Do The Right Thing, Always
No amount of money or professional success is worth your integrity.

Sherron Watkins started her career at Arthur Anderson in the early '80s. After a few lateral and vertical professional moves, she joined the Houston-based energy company Enron as the Vice President of Corporate Development. Little did she know she would become one of the most notorious whistleblowers of the early 2000s.
One could spend weeks describing the fraudulent practices of Enron's senior management, ultimately causing investors to lose a staggering $74 billion. However, the moral of the story is that Enron overstated its income significantly while simultaneously understating its debt. Therefore, the company's financial statements deceived stakeholders, leading them to believe it was performing remarkably well, which was far from the truth. To add insult to injury, Enron's auditor, Arthur Anderson, overlooked numerous financial representations that blindsided investors.
After uncovering the misrepresented financial statements, Watkins warned the company's chief executive officer and Enron founder Ken Lay. Unfortunately, the energy company's executives didn't take her word seriously. Determined to expose Enron's fraud, Watkins wrote a memo that was eventually released to the public five months after she wrote it. Once the Enron scandal reached the public, Watkins was called to testify in front of the U.S. Congress. She later published a book, Power Failure: The Inside Story of the Collapse of Enron, which detailed her experience as an Enron insider.
The Example Sherron Watkins Set
Watkins didn't have to raise concerns over Enron's fraudulent accounting practices. After all, she likely made six figures in her executive role at one of the world's largest energy companies. However, unlike many of Watkins' former colleagues, she was driven by morality. She knew that unveiling Enron's corruption could cost her job and reputation and even prevent her from attaining future employment. But at the end of the day, Watkins testified that there's "no hiding from God." In other words, it was her own personal beliefs that prompted her to become a whistleblower. But no matter your secular or non-secular beliefs, Watkins abided by a golden rule: "do the right thing, always."

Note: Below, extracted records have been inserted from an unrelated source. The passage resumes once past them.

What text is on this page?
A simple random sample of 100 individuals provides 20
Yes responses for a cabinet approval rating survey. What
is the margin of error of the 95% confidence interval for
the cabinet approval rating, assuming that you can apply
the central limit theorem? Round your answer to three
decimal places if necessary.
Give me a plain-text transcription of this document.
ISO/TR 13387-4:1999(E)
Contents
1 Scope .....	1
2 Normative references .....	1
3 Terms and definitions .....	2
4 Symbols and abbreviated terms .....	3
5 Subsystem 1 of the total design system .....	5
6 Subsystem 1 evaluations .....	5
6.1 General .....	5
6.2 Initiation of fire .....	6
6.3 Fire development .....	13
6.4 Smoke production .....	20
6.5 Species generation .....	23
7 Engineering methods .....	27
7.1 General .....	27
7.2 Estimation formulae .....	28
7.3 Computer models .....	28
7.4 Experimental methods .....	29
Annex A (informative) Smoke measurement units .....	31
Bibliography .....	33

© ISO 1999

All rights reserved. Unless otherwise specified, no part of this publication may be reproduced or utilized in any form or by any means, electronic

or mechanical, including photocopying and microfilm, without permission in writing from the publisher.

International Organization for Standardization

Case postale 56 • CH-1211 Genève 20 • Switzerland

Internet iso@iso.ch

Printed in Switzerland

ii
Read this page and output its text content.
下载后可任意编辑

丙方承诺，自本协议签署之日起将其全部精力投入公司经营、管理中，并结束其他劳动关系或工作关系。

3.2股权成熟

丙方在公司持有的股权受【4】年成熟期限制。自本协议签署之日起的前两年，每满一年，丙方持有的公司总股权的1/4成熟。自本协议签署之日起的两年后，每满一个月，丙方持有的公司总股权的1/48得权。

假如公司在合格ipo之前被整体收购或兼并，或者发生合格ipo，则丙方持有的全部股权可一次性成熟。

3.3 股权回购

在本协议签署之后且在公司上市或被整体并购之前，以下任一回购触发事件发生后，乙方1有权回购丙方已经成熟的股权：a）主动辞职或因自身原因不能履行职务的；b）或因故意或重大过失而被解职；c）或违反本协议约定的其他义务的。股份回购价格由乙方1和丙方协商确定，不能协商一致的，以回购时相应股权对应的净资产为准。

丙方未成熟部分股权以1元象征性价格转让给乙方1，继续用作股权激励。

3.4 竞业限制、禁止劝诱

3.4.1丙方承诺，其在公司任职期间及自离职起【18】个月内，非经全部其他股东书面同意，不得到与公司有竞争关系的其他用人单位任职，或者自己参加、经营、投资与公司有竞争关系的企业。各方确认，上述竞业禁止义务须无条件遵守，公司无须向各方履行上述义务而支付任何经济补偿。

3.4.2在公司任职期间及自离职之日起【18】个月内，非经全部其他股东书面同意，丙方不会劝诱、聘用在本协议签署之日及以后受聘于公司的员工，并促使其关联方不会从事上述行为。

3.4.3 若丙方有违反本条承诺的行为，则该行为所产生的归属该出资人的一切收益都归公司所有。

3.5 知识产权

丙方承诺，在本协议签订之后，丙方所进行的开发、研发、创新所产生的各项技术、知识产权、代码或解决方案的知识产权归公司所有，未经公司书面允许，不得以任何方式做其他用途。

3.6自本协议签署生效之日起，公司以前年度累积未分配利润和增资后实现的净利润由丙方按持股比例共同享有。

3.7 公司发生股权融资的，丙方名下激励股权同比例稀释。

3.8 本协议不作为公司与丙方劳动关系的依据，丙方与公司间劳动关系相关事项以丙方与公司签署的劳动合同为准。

Torn Between Two Decisions? Do the Right Thing
Life experience gives us wisdom but not a voice in our head that helps us make choices leading to the best possible outcomes. And we know all too well that we face decisions every day. In the real estate industry, agents are faced with hundreds if not thousands of decisions from where to generate leads, to how to select the best CRM. Decisions are not unique to agents; we all face them — some much more important than others. As your career progresses and you reach higher levels of seniority, you'll often choose between two (or more) alternatives that can significantly impact a company's operations, financials, or both.
Imagine you're the CFO of a fast-growing manufacturing firm. Your chief accounting officer just resigned to pursue another opportunity, and the two accounting managers below her have expressed interest in the CAO position. One of the accounting managers, Jim, is your close buddy. You've known him for over a decade, and the two of you golf together a few times a quarter. Jim has only been at the company for five years and has only been in the accounting manager position for a year. The other accounting manager, Lauren, has been with the company for over a decade and in the accounting manager role for seven years. She previously served as the controller for a competing manufacturing firm, and her industry knowledge is second to none.
You know that Lauren is more qualified for the CAO role. However, you also know that not offering the role to Jim could hinder your relationship. But as the CFO, it's your responsibility to decide what's best for the company — not your personal life. Not to mention, others at the company know Lauren is better suited for the role. They also know that you and Jim have a close relationship, and if you offer him the CAO role, many colleagues will raise eyebrows.
Decision Time
After countless hours going back and forth, you appoint Lauren as the new CAO. Like Watkins from Enron, you followed the sound advice, "do the right thing, always." Offering the position to Jim was tempting, but you knew your relationships couldn't take precedence over the company's best interests. You also recognized that a personal friendship wasn't worth risking your integrity — the quality of being honest and having strong moral principles. And fortunately, Jim understood the decision. Although he was a bit surprised initially, he invited you out for a round of golf the next day.
The Bottom Line
No amount of money or professional success is worth your integrity. Watkins blew the whistle on Enron not because someone forced her but because she knew it was the right thing to do. In the example above, the CFO promoted the most experienced accounting manager to CAO because he held his morals high, even though it meant potentially damaging his friendship with Jim. At the end of the day, you should do the right thing all the time, not just part of the time. When you do the right thing, there are no regrets or excuses.